Tate, and Peach came with April to pick me up each week for piano lessons. I have to admit that there were days that I forgot that it was piano lessons and I would come in to find that I had missed it and they had come and gone. And other times they were there waiting for me to head off for the night. This is a picture of Tate on my bed, I don't know if this was a time that I was tending them, or if it was one of those times that I forgot what day of the week it was and got caught up in my school work. either way, it was a cute picture of a very cute kid.

Well, that first year of college brought lots of new things with it. I seemed to spend more and more time with Joey, enjoying the laughter and company. I enjoyed having someone to talk to online while I was doing my homework 'til all hours of the evening. And found that I really didn't like it when he went out of town because I missed him too much. Shortly after this realization I had to empty out a few of my pop can lids from my jar.

Christmas time was so much fun this year. Joanna and Doug came into town I swear on Santa's sleigh. We had a wonderful nativity narration that year with Tate and Brynn as Mary and Joseph. And had such a great time all together.
Over Christmas break Joey and I became official about dating and spent every moment together. That next semester Joey and I took a ballroom class together and Joey took me with him to the dances at BYU (a fact that BYU had dances I had forgotten about until I was looking through my old pictures because they only time I went was this semester with Joey).

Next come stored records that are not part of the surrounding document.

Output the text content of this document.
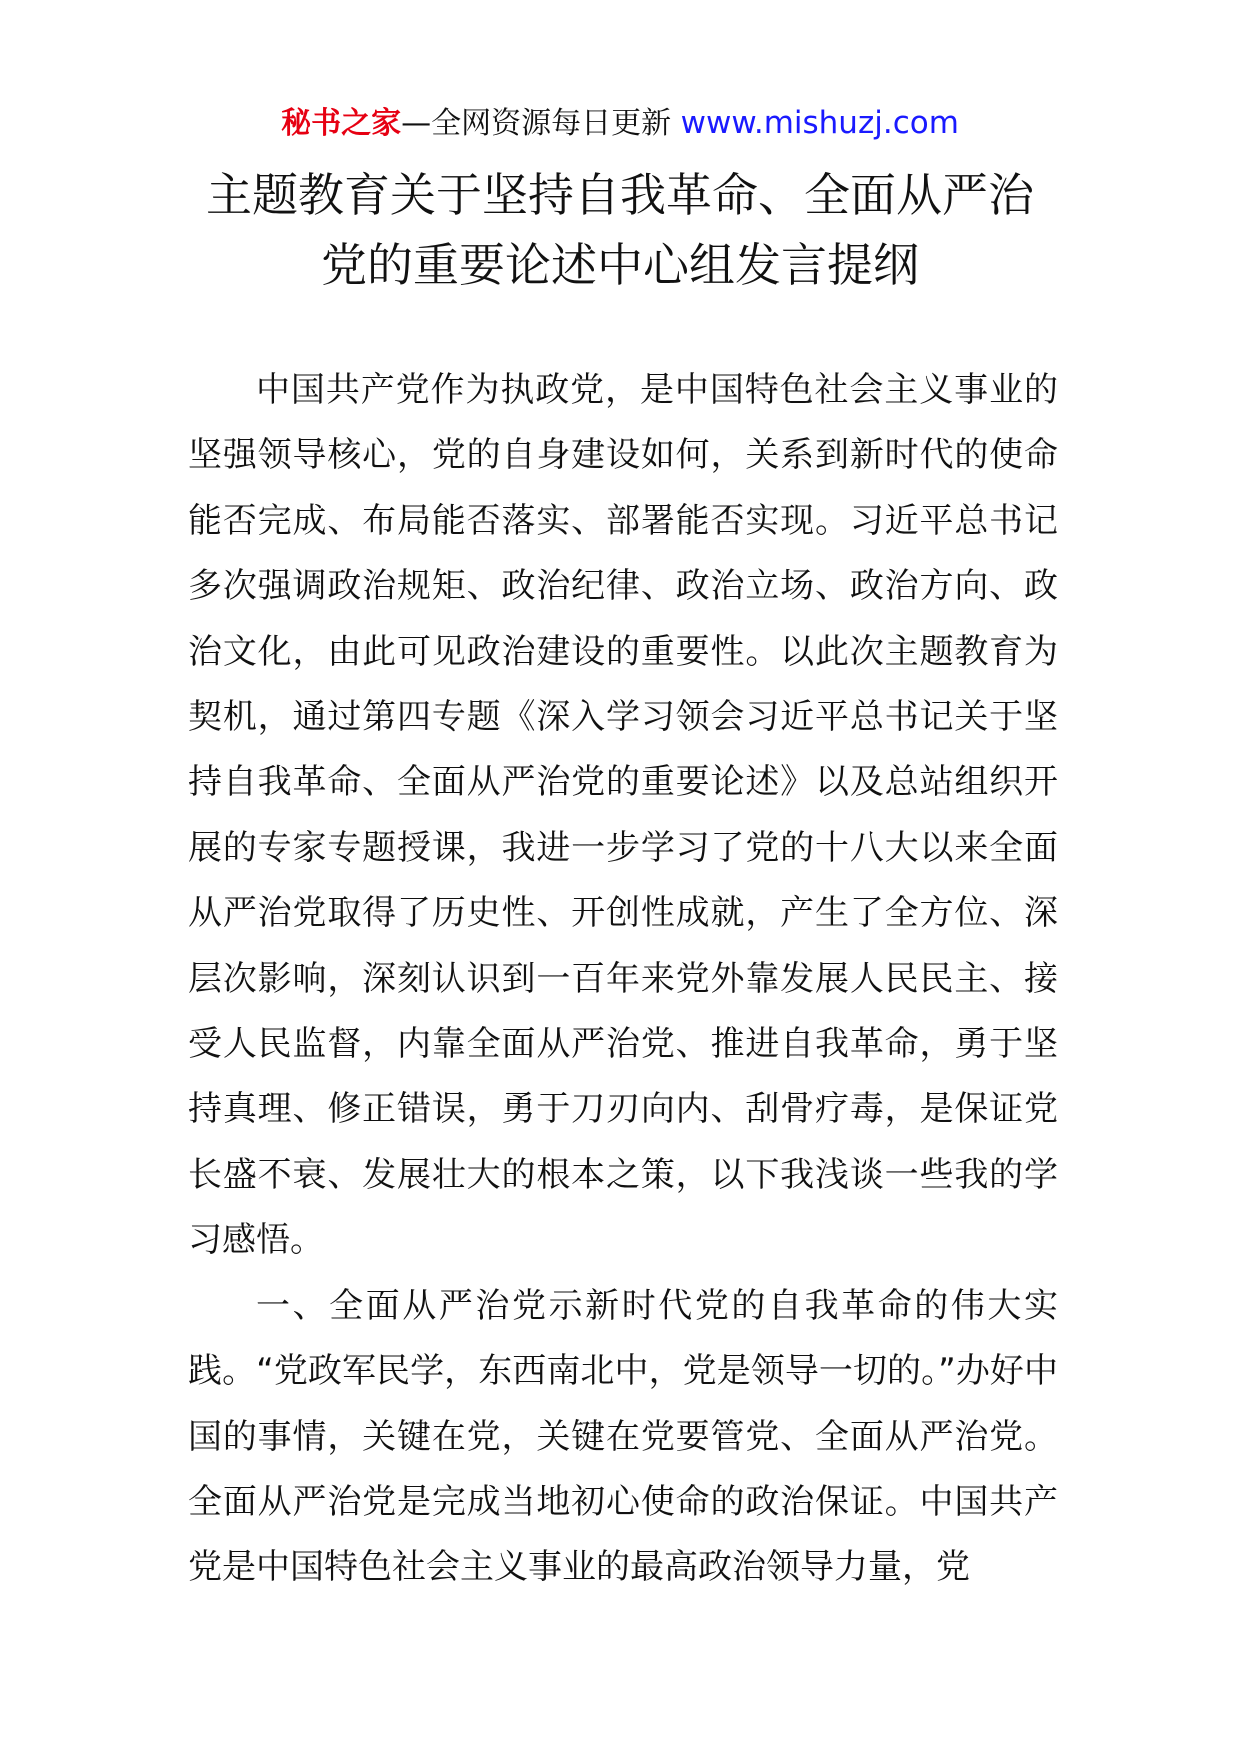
秘书之家—全网资源每日更新 www.mishuzj.com
主题教育关于坚持自我革命、全面从严治
党的重要论述中心组发言提纲

中国共产党作为执政党，是中国特色社会主义事业的坚强领导核心，党的自身建设如何，关系到新时代的使命能否完成、布局能否落实、部署能否实现。习近平总书记多次强调政治规矩、政治纪律、政治立场、政治方向、政治文化，由此可见政治建设的重要性。以此次主题教育为契机，通过第四专题《深入学习领会习近平总书记关于坚持自我革命、全面从严治党的重要论述》以及总站组织开展的专家专题授课，我进一步学习了党的十八大以来全面从严治党取得了历史性、开创性成就，产生了全方位、深层次影响，深刻认识到一百年来党外靠发展人民民主、接受人民监督，内靠全面从严治党、推进自我革命，勇于坚持真理、修正错误，勇于刀刃向内、刮骨疗毒，是保证党长盛不衰、发展壮大的根本之策，以下我浅谈一些我的学习感悟。

一、全面从严治党示新时代党的自我革命的伟大实践。“党政军民学，东西南北中，党是领导一切的。”办好中国的事情，关键在党，关键在党要管党、全面从严治党。全面从严治党是完成当地初心使命的政治保证。中国共产党是中国特色社会主义事业的最高政治领导力量，党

Joey and I spent all of our time together. We knew he was preparing for a mission so we made a goal to even read the Book of Mormon together before he headed out. As roommates we grew closer together this semester too, they didn't always like the fact that Joey was always taking me to do things and I wasn't around to do it with them, but I didn't mind. I think the thing they (Hill) didn't liked the most was that there would be nights that I forgot to bring my keys with me and when I was coming home some days at 12:30 or so I would knock on our windows to ask someone to let me in. The night depicted here in this picture I did remember my keys though. I think we left at 11 or 11:30 and then went hiking up the mountain. It was so freakin' cold though. We were talking and Joey spooked me out talking about mountain lions and gravitating to body heat in the winter, and being so low in the mountains that we didn't really get anywhere of note up the trail, just that we did it and were so cold. On the way back I was trying to get that awful imagery of us getting eating by a mountain lion out of my head and trying to think of ways to get warm that I mentioned Eskimo kisses and how I could totally understand why they would rub their noses together..... it was to get warm. We (really meaning Joey) decided to get a picture of us kissing as we were testing out if this folk lore was true or not.

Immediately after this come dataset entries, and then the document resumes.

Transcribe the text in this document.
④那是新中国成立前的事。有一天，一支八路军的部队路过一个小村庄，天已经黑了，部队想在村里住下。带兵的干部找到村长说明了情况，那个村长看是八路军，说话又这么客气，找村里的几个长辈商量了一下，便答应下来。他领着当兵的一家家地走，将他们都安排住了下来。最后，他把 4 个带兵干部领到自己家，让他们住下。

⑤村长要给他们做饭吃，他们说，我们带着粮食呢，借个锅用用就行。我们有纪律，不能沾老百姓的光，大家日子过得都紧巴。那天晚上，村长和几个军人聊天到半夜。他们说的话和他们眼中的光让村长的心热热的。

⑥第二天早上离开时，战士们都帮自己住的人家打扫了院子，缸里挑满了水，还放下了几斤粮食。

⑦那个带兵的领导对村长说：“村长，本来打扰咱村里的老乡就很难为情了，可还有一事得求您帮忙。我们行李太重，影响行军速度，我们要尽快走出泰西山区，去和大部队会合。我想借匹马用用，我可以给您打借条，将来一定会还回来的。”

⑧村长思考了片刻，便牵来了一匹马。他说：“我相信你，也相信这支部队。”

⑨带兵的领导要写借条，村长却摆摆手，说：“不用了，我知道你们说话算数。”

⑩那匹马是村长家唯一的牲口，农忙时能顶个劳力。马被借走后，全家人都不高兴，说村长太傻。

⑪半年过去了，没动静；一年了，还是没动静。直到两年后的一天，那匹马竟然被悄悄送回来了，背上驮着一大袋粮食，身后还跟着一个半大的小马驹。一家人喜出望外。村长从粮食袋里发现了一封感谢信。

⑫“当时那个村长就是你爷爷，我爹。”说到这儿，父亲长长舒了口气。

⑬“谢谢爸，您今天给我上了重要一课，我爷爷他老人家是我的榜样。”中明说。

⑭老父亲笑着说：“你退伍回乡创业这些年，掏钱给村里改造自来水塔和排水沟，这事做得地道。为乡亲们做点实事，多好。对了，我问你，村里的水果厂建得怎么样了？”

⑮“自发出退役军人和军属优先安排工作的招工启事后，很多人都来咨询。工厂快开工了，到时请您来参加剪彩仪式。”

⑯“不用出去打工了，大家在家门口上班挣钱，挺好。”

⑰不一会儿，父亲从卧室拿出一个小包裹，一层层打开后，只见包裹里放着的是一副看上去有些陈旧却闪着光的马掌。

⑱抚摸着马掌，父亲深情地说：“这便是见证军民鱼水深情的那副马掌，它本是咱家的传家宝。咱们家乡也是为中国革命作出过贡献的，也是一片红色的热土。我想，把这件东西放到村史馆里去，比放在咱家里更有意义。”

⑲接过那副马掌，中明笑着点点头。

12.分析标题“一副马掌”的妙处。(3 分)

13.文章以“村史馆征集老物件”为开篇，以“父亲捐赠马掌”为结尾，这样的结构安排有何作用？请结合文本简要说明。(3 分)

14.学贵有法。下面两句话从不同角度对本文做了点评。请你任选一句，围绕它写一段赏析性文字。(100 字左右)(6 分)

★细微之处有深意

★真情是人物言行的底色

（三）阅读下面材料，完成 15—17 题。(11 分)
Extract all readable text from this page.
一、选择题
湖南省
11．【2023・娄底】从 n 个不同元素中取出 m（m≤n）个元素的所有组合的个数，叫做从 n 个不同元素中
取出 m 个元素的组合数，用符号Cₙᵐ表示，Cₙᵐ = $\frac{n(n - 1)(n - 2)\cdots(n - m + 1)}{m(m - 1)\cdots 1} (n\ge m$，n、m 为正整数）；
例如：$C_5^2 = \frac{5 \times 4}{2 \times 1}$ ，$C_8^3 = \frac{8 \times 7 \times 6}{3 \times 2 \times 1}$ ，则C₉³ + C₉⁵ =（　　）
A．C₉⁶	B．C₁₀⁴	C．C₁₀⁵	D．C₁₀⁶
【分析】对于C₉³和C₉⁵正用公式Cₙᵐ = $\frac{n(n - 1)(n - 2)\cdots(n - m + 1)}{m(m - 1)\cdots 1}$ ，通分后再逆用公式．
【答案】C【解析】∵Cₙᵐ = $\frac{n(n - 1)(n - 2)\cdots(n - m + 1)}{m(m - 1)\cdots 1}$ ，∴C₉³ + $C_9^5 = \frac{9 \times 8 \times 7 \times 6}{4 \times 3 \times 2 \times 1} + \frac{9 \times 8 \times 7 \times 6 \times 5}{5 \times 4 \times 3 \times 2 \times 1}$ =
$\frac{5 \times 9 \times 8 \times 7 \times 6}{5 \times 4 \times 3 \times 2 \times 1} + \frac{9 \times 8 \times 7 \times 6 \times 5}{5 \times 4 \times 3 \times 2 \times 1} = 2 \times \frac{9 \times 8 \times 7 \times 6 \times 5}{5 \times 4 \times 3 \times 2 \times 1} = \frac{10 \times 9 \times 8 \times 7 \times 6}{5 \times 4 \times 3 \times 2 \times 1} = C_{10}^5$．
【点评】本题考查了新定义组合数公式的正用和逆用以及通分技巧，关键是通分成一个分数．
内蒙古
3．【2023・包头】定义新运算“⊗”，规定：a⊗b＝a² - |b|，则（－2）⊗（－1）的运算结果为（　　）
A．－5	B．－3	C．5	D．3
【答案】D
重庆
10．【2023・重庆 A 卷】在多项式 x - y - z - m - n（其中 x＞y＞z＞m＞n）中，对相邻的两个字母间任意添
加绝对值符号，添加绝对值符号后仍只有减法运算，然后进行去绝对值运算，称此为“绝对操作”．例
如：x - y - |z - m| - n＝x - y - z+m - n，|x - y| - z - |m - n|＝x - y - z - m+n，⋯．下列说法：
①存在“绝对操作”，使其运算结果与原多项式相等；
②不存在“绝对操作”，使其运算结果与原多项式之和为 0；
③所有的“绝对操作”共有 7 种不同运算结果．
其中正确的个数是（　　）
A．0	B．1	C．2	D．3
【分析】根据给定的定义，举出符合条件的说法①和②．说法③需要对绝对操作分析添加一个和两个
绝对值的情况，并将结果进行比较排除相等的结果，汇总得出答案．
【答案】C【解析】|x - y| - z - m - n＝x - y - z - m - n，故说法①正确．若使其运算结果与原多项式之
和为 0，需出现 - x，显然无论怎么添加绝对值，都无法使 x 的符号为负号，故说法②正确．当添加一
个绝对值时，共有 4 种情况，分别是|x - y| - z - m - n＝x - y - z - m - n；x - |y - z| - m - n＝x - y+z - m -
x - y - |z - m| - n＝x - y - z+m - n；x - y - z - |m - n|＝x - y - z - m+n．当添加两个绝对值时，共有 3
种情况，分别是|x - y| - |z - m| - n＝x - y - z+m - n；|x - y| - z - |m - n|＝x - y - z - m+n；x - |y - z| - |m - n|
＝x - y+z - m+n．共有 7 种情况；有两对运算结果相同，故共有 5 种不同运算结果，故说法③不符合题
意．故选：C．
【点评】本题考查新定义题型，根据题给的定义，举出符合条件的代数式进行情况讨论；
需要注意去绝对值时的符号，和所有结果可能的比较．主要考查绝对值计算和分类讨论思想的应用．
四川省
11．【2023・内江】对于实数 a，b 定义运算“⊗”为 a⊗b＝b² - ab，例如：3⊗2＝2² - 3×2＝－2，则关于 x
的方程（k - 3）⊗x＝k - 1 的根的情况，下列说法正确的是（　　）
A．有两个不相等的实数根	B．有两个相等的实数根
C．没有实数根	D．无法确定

Joey got is his mission call they same day that Mason went into the MTC, February 14th. I think this mission call was the worst for me. I knew that it meant that it was real. I knew that it meant that Joey was going to leave me and I didn't like that idea at all.

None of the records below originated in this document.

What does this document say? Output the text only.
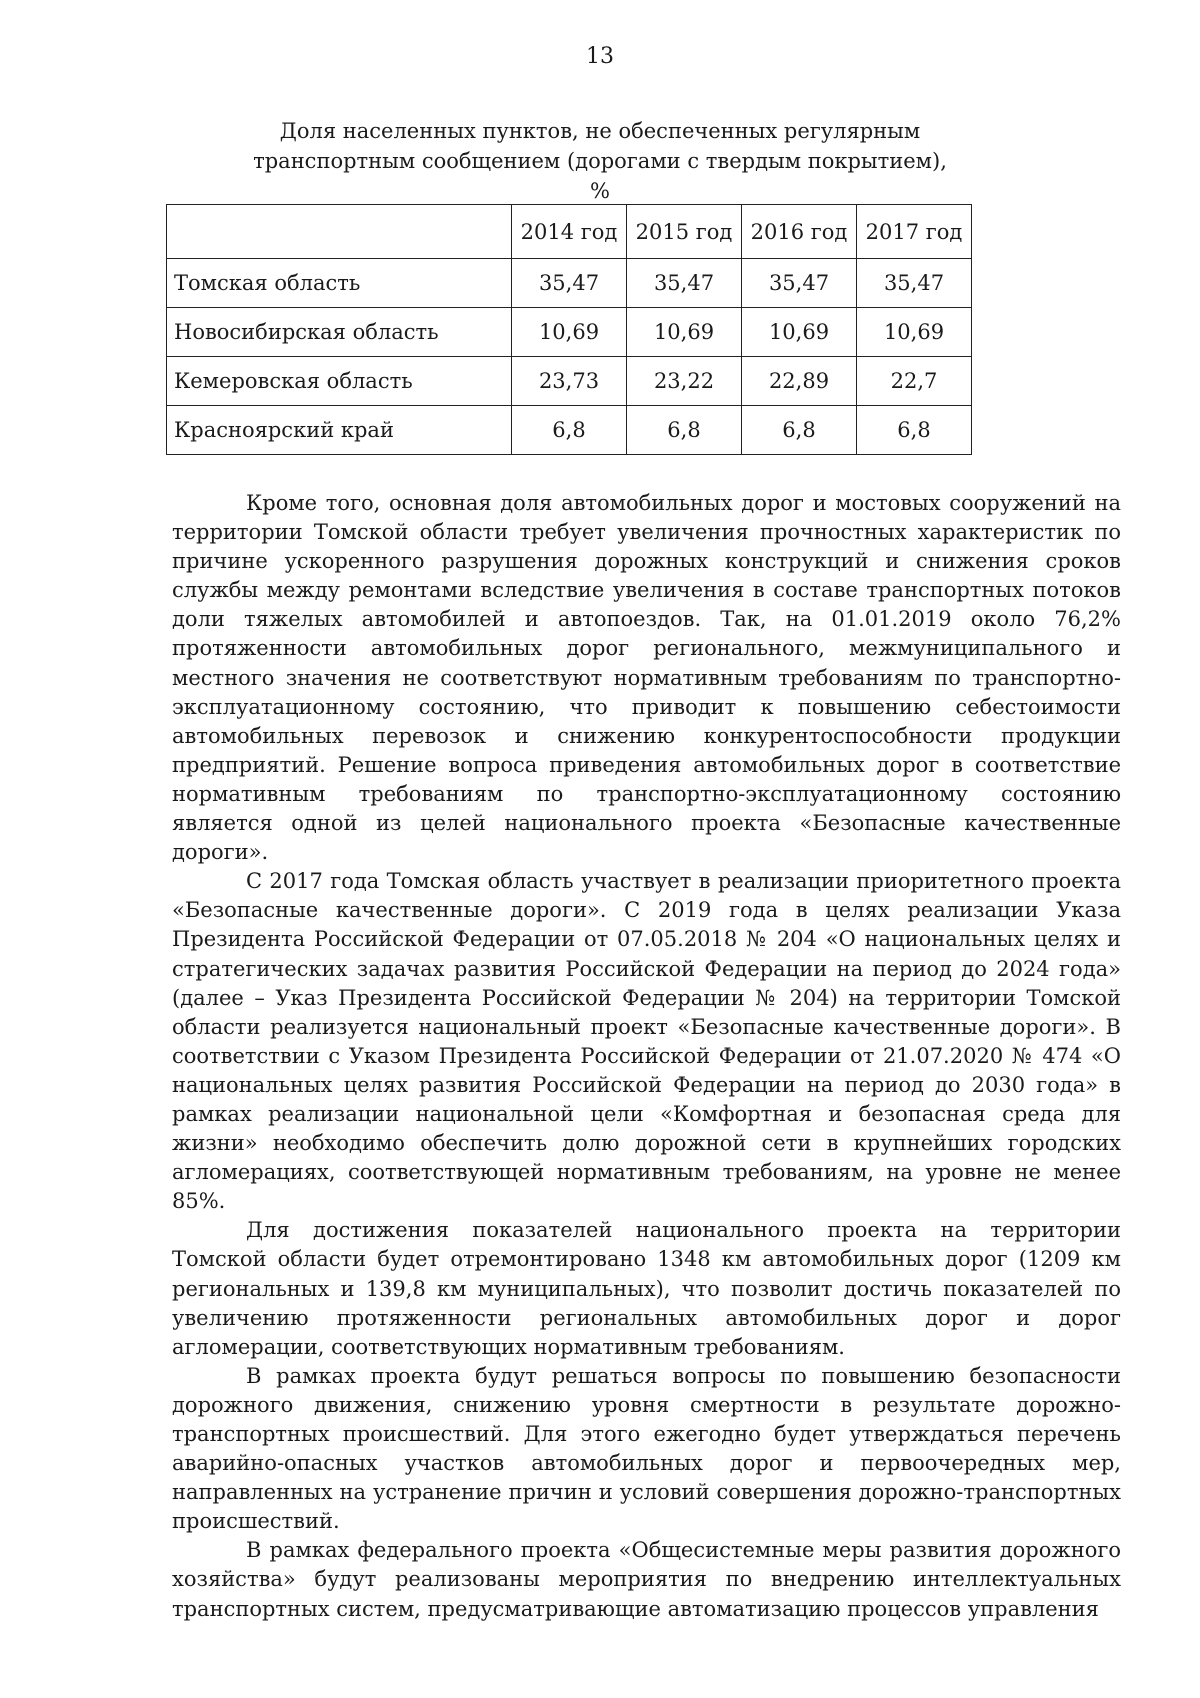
13
Доля населенных пунктов, не обеспеченных регулярным
транспортным сообщением (дорогами с твердым покрытием), %
	2014 год	2015 год	2016 год	2017 год
Томская область	35,47	35,47	35,47	35,47
Новосибирская область	10,69	10,69	10,69	10,69
Кемеровская область	23,73	23,22	22,89	22,7
Красноярский край	6,8	6,8	6,8	6,8

Кроме того, основная доля автомобильных дорог и мостовых сооружений на территории Томской области требует увеличения прочностных характеристик по причине ускоренного разрушения дорожных конструкций и снижения сроков службы между ремонтами вследствие увеличения в составе транспортных потоков доли тяжелых автомобилей и автопоездов. Так, на 01.01.2019 около 76,2% протяженности автомобильных дорог регионального, межмуниципального и местного значения не соответствуют нормативным требованиям по транспортно-эксплуатационному состоянию, что приводит к повышению себестоимости автомобильных перевозок и снижению конкурентоспособности продукции предприятий. Решение вопроса приведения автомобильных дорог в соответствие нормативным требованиям по транспортно-эксплуатационному состоянию является одной из целей национального проекта «Безопасные качественные дороги».

С 2017 года Томская область участвует в реализации приоритетного проекта «Безопасные качественные дороги». С 2019 года в целях реализации Указа Президента Российской Федерации от 07.05.2018 № 204 «О национальных целях и стратегических задачах развития Российской Федерации на период до 2024 года» (далее – Указ Президента Российской Федерации № 204) на территории Томской области реализуется национальный проект «Безопасные качественные дороги». В соответствии с Указом Президента Российской Федерации от 21.07.2020 № 474 «О национальных целях развития Российской Федерации на период до 2030 года» в рамках реализации национальной цели «Комфортная и безопасная среда для жизни» необходимо обеспечить долю дорожной сети в крупнейших городских агломерациях, соответствующей нормативным требованиям, на уровне не менее 85%.

Для достижения показателей национального проекта на территории Томской области будет отремонтировано 1348 км автомобильных дорог (1209 км региональных и 139,8 км муниципальных), что позволит достичь показателей по увеличению протяженности региональных автомобильных дорог и дорог агломерации, соответствующих нормативным требованиям.

В рамках проекта будут решаться вопросы по повышению безопасности дорожного движения, снижению уровня смертности в результате дорожно-транспортных происшествий. Для этого ежегодно будет утверждаться перечень аварийно-опасных участков автомобильных дорог и первоочередных мер, направленных на устранение причин и условий совершения дорожно-транспортных происшествий.

В рамках федерального проекта «Общесистемные меры развития дорожного хозяйства» будут реализованы мероприятия по внедрению интеллектуальных транспортных систем, предусматривающие автоматизацию процессов управления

This semester was pretty good for me. I figured out what it was that I wanted to do when I grew up. I spent lots of time with family and yet didn't feel like I needed to be with them every weekend to be happy. This is at Easter. Grandma and Joey were there with us too celebrating time together and family traditions. This might have been the first year that we did egg wars, but since, it has been incorporated. We worked together too. Mom and Dad decided to develop the land in Mapleton and so we had to take out the fence there. I think this was a closing chapter in Mom and Dad's life. I know that when I was born they put up that fence, and here we were taking it down. That is how all of life is though. We do one thing and then need to move on, grow, change. It is hard, not denying that. But that too is part of life.Court was baptized and Joey was ever coming closer to heading off on his mission. We took mission photos and everything. I still can't believe that Court was baptized four years ago, I remember it so well.